• Friday, March 29, 2024
businessday logo

BusinessDay

Theresa May promises vote on final Brexit deal by March 12

Theresa May on Brexit collision course with MPs

Theresa May has promised to put her final Brexit deal to a vote in parliament by March 12, as her own ministers threatened to take control of the exit timetable.

The UK prime minister also suggested that she would not sack three Europhile cabinet ministers who intend to break government orders on Wednesday in order to try to block a no-deal Brexit.
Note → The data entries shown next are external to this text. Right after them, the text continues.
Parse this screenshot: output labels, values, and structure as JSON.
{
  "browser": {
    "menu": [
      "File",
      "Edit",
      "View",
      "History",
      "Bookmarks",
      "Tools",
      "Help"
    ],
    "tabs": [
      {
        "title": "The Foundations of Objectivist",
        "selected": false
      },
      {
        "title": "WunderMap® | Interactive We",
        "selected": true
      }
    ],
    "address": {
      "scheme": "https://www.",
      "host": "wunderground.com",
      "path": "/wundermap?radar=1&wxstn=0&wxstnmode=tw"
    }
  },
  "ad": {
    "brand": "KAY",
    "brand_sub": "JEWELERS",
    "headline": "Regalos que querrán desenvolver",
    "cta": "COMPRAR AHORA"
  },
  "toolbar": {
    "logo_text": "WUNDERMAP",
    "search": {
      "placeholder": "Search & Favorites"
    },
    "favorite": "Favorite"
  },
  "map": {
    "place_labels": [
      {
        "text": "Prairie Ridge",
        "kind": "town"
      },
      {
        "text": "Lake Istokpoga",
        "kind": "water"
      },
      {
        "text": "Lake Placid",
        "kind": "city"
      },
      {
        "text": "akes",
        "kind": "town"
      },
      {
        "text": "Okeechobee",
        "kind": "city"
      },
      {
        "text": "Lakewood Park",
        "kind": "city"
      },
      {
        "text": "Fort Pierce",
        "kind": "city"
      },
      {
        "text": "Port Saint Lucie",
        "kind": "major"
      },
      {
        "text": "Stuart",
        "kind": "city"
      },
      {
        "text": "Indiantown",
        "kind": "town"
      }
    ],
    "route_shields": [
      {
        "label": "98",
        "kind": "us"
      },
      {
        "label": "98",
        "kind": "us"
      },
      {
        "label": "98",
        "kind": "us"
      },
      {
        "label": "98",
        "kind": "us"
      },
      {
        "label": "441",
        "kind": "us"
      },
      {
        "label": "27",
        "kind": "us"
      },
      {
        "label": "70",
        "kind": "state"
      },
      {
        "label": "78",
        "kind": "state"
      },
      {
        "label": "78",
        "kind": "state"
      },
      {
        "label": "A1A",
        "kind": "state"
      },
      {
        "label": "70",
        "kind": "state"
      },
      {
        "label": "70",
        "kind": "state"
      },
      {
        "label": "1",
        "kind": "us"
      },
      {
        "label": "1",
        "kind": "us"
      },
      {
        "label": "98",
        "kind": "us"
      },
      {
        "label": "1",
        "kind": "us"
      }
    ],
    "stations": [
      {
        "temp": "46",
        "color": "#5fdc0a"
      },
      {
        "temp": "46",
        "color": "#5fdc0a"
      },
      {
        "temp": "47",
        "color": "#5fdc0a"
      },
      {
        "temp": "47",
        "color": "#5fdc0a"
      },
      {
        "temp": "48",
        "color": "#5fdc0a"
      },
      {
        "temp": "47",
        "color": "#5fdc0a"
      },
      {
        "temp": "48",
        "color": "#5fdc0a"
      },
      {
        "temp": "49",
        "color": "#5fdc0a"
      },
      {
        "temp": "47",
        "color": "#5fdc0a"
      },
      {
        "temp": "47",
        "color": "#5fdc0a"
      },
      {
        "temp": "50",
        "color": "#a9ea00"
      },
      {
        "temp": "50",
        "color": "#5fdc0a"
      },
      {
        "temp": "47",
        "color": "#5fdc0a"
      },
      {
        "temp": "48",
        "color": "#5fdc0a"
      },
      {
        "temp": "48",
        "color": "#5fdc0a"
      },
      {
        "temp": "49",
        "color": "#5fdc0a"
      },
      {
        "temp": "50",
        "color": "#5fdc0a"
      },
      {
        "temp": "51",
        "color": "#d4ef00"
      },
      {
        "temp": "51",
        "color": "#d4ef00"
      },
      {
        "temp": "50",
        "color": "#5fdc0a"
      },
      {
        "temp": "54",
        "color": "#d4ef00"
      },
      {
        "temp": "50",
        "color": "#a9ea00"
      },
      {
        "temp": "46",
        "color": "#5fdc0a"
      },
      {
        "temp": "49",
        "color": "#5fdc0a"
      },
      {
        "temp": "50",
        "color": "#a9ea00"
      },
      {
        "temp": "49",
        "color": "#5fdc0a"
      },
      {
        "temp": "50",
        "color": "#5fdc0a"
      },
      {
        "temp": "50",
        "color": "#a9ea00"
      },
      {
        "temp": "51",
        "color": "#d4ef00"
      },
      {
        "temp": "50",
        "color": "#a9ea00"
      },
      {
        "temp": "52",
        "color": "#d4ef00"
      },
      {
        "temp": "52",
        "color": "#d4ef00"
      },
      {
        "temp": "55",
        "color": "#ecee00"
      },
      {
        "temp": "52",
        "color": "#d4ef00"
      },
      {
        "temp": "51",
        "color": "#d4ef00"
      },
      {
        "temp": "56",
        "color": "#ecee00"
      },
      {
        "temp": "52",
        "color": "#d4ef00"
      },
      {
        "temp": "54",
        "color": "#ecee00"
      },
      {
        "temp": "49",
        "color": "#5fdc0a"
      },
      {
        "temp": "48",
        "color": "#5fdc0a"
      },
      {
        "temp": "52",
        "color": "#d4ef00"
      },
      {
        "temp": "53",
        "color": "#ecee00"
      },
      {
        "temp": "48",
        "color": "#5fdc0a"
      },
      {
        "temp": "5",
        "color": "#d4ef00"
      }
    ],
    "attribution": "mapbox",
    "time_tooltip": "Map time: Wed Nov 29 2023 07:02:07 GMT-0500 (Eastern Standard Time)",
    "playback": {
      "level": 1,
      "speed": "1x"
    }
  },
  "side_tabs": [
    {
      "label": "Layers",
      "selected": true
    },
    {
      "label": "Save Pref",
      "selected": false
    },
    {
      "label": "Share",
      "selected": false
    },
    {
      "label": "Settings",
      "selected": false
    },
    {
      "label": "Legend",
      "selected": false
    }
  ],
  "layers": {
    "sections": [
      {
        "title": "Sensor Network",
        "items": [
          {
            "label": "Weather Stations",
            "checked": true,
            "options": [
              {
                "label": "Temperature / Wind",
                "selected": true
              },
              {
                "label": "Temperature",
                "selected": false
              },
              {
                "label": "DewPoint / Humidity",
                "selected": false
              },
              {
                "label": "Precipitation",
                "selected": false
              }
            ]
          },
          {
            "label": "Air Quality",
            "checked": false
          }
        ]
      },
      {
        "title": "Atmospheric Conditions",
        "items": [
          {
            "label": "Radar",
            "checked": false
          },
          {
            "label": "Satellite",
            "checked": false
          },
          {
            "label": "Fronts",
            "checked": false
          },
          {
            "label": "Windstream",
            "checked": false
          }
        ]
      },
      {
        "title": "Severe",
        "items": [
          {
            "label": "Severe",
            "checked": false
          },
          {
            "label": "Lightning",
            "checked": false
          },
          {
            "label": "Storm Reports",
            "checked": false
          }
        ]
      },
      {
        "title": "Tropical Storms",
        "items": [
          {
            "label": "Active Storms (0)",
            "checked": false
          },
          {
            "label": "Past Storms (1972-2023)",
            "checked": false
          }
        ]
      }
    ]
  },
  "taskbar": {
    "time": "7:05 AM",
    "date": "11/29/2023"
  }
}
Mrs May said: We still have it within our grasp to leave the EU with a deal on 29th March”. Mrs May is engaged in high-stakes negotiations with EU leaders, after her original Brexit deal was defeated in a so-called “meaningful vote” in the House of Commons last month by a record margin of 230 votes.

Speaking on a plane on her way to the EU-Arab League summit in the Egyptian resort of Sharm el-Sheikh, she said that she would continue the “positive talks” with the EU this week and “as a result of that we won’t bring a [second] meaningful vote to parliament this week, but we will ensure that happens by March 12”.

“We still have it within our grasp to leave the EU with a deal on 29th March”, Mrs May said.

The deadline she has set for the meaningful vote is an attempt to circumvent MPs’ attempts to extend Brexit talks. A proposal by Labour’s Yvette Cooper, which parliament is due to debate on Wednesday, would give MPs the ability to seek an extension to the Article 50 exit process if no deal has been approved by parliament by March 13.

Home secretary Amber Rudd, business secretary Greg Clark and justice secretary David Gauke indicated on Friday they would back the proposal, which would contradict Mrs May’s continued insistence not to extend Article 50.

Mrs May insisted on Sunday that “collective [cabinet] responsibility has not broken down”. Questioned on whether the three Europhile ministers could remain in government, Mrs May said: “What we’ve seen around the cabinet table, in party and in the country at large is strong views on the issue of Europe. That’s not a surprise to anybody.”

Earlier on Sunday Michael Gove, the UK environment secretary, hit out at the Cooper proposal to block a no-deal Brexit, calling it a “mistake” that would not solve the impasse between London and Brussels.

He told the BBC’s The Andrew Marr Show that blocking a no-deal Brexit would not “advance our effective movement towards a deal”, and “might end up with a second referendum”.

Fellow cabinet ministers have called for Ms Rudd, Mr Clark and Mr Gauke to be sacked, the Sunday Times reported. In a sign of tensions within the Conservative party, Nick Boles, an MP who has led efforts to block a no-deal Brexit, labelled the anonymous ministers “pathetic invertebrates”.

Jacob Rees-Mogg, the Eurosceptic backbench MP, told the BBC’s Pienaar’s Politics that any minister who votes against the government would have “automatically resigned”. But Mr Gove sought to damp down tensions, saying that calls for sackings were inappropriate “macho postures”.

A previous attempt to rule out a no-deal Brexit was defeated last month in the House of Commons by a margin of 23 votes. Mr Rees-Mogg also raised procedural doubts about the revised Cooper amendment, saying it did not change the EU Withdrawal Act, which sets the date of Brexit as March 29.

Mr Gove said “progress is being made” in negotiations, and that changes to the backstop could come in the form of a time limit, a unilateral exit mechanism or an additional legal document making clear that the UK would not be kept permanently in the arrangement. The EU has ruled out a time limit or a unilateral exit mechanism.
Also on Sunday, Tom Watson, the deputy Labour leader, again called on his leader Jeremy Corbyn to change following the resignation of nine MPs from the party last week. Mr Watson said the voice of moderate MPs “has to be heard”, and that his preferred option was “a reshuffle” of Mr Corbyn’s ministerial team.

Asked if he would remain in the Labour party no matter what, Mr Watson said: “You’d have to drive me out.”